Author: Rosa Rasyidin
last update Last Updated: 2023-12-20 17:07:52

“Oke, Mas, udah setengah jam lebih aku dengerin cerita kamu. Tahu, nggak, berapa kerugian yang aku alami demi kamu, loh?” Anita beranjak dari ranjang. Ya, semula mereka di sofa, dan perlahan-lahan menuju kasur, meski tanpa melakukan hal apa pun.

“Nita, baru juga setengah jam kamu udah nggak betah.” Aziz belum mau kehilangan kesempatan bersama Anita. Bagaimanapun tekadnya sudah bulat hari ini untuk mendapatkan hati mantannya lagi.

“Ada kerjaan, kamu juga harus pulang, kan, Mas. Ini udah jam dua siang loh, bukannya jam lima udah di rumah.”

“Sudah Mas, bilang, hari ini semua hanya untuk kamu.”

“Manis banget, tapi aku nggak percaya.” Anita merapikan rambutnya yang berantakan. Tak lupa bibirnya ia kulum agar basah secara alami. Hal yang membuat Aziz menelan ludah.

“Kenapa nggak percaya sama, Mas?” Tatapan mata lelaki itu begitu sangar menelisik lekuk tubuh Anita.

“Jelas kamu tahu jawabannya, Mas.”

“Haira.”

“Nah itu dia. Pagar kita ketinggian, loh.”

“Kamu mau Mas apakah dia?”

“Nggak usah diapa-apain, lagian kita cuman mantan.”

“Nggak, Mas masih anggap kamu pacar, kita nggak pernah putus, Nita.”

“Eling, Mas, ingat umur.” Anita memakai high hellsnya. Aziz menghela napas panjang. Ia akan coba merayu Anita sekuat tenaga.

“Kalau Mas ceraikan dia, gimana?” Lelaki itu mengikuti langkah Anita sampai di depan pintu dan jelas ia tak memberikan izin mantannya untuk pulang.

“Emang kamu berani, Mas, dari dulu juga anak Mama.
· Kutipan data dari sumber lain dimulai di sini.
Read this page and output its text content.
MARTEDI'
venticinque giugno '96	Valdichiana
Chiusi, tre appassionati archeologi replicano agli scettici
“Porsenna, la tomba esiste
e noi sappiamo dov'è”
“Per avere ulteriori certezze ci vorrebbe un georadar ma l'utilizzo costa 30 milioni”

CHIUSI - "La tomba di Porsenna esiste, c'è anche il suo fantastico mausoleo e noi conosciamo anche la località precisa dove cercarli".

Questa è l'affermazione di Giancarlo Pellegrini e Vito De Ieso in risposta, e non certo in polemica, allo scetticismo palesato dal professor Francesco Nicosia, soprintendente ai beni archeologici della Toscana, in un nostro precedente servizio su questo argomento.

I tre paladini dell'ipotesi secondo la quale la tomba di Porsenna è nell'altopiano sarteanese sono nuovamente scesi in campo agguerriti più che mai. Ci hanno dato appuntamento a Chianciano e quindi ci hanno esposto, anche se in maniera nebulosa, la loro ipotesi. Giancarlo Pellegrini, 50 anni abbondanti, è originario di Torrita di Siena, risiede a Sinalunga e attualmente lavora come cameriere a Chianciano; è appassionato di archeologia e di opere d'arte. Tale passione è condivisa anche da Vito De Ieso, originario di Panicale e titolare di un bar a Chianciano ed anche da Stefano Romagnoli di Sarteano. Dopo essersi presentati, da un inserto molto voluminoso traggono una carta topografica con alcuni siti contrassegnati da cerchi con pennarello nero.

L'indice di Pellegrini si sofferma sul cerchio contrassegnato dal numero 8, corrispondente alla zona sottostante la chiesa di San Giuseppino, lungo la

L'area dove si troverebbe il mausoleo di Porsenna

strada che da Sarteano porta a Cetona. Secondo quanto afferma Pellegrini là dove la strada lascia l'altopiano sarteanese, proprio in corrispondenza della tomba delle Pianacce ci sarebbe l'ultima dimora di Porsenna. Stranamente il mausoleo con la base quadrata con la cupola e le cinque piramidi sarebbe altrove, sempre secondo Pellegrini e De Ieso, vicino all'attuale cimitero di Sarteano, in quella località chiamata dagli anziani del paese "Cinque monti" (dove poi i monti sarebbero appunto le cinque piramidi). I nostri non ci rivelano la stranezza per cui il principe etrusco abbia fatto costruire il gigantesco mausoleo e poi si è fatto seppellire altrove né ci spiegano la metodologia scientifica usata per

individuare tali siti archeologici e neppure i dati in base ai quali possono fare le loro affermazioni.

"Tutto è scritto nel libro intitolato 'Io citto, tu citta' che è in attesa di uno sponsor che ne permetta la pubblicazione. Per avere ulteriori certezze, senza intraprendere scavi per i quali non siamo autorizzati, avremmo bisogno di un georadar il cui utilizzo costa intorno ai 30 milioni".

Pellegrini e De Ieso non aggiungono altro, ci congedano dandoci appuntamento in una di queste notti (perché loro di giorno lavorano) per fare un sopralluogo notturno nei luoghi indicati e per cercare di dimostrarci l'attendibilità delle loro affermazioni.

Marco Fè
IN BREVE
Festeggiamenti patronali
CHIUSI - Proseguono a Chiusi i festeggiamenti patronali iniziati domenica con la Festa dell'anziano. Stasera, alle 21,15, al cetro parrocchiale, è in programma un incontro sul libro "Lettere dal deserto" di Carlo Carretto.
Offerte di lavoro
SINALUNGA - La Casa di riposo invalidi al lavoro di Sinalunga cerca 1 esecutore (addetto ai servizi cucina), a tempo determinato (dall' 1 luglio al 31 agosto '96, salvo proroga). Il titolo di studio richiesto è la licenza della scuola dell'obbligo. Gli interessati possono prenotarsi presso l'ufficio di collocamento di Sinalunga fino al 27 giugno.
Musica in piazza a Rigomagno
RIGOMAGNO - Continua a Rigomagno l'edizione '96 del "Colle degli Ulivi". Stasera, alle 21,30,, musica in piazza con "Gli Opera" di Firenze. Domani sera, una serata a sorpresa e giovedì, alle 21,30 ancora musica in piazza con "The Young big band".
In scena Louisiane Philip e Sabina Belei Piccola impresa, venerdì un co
Jurusan kuliah, tempat kerja, sampai gajian pun dikasih ke Mama,” cemooh Anita terang-terangan.

Harusnya harga diri Aziz sebagai lelaki sejati terluka, tapi sekarang ia sedang menanggalkan kesejatiannya.

“Seperti yang Mas bilang, kita abaikan Ibu dan semuanya sekarang, hanya ada kamu dan Mas.”

“Bohong.” Anita geser ke kiri, Aziz ikut, ke kanan pun demikian.

“Ck, kasih aku jalan pulang.” Anita berpura-pura ngambek.

“Nggak, sebelum kamu bilang iya, Anita.”

“Maksa banget, deh!”

“Tolong!”

“Memelas, sejak kapan?”

“Sejak kita pisah, Mas kehilangan arah.”

“Istri kamu perempuan soleha, loh, Mas, nggak takut karma?”

“Peduli setan!”

“Ya ampun, ini, sih, setan juga udah nyerah godain kamu, Mas.” Senyum wanita itu antara menghina dan merasa sebagai pemenang.

“Iya, Nita, iya, biar kamu puas, godaan kamu lebih memikat daripada godaan setan, tolong jangan pergi.” Aziz menahan tangan Anita.

“Oke, Mas,” jawaban Anita tidak jelas. Entah apa yang dia iyakan.

Tanpa rasa malu sama sekali, Aziz memeluk tubuh molek Anita sekuatnya, takut mantan yang kini ia anggap sudah jadi kekasih pergi lagi.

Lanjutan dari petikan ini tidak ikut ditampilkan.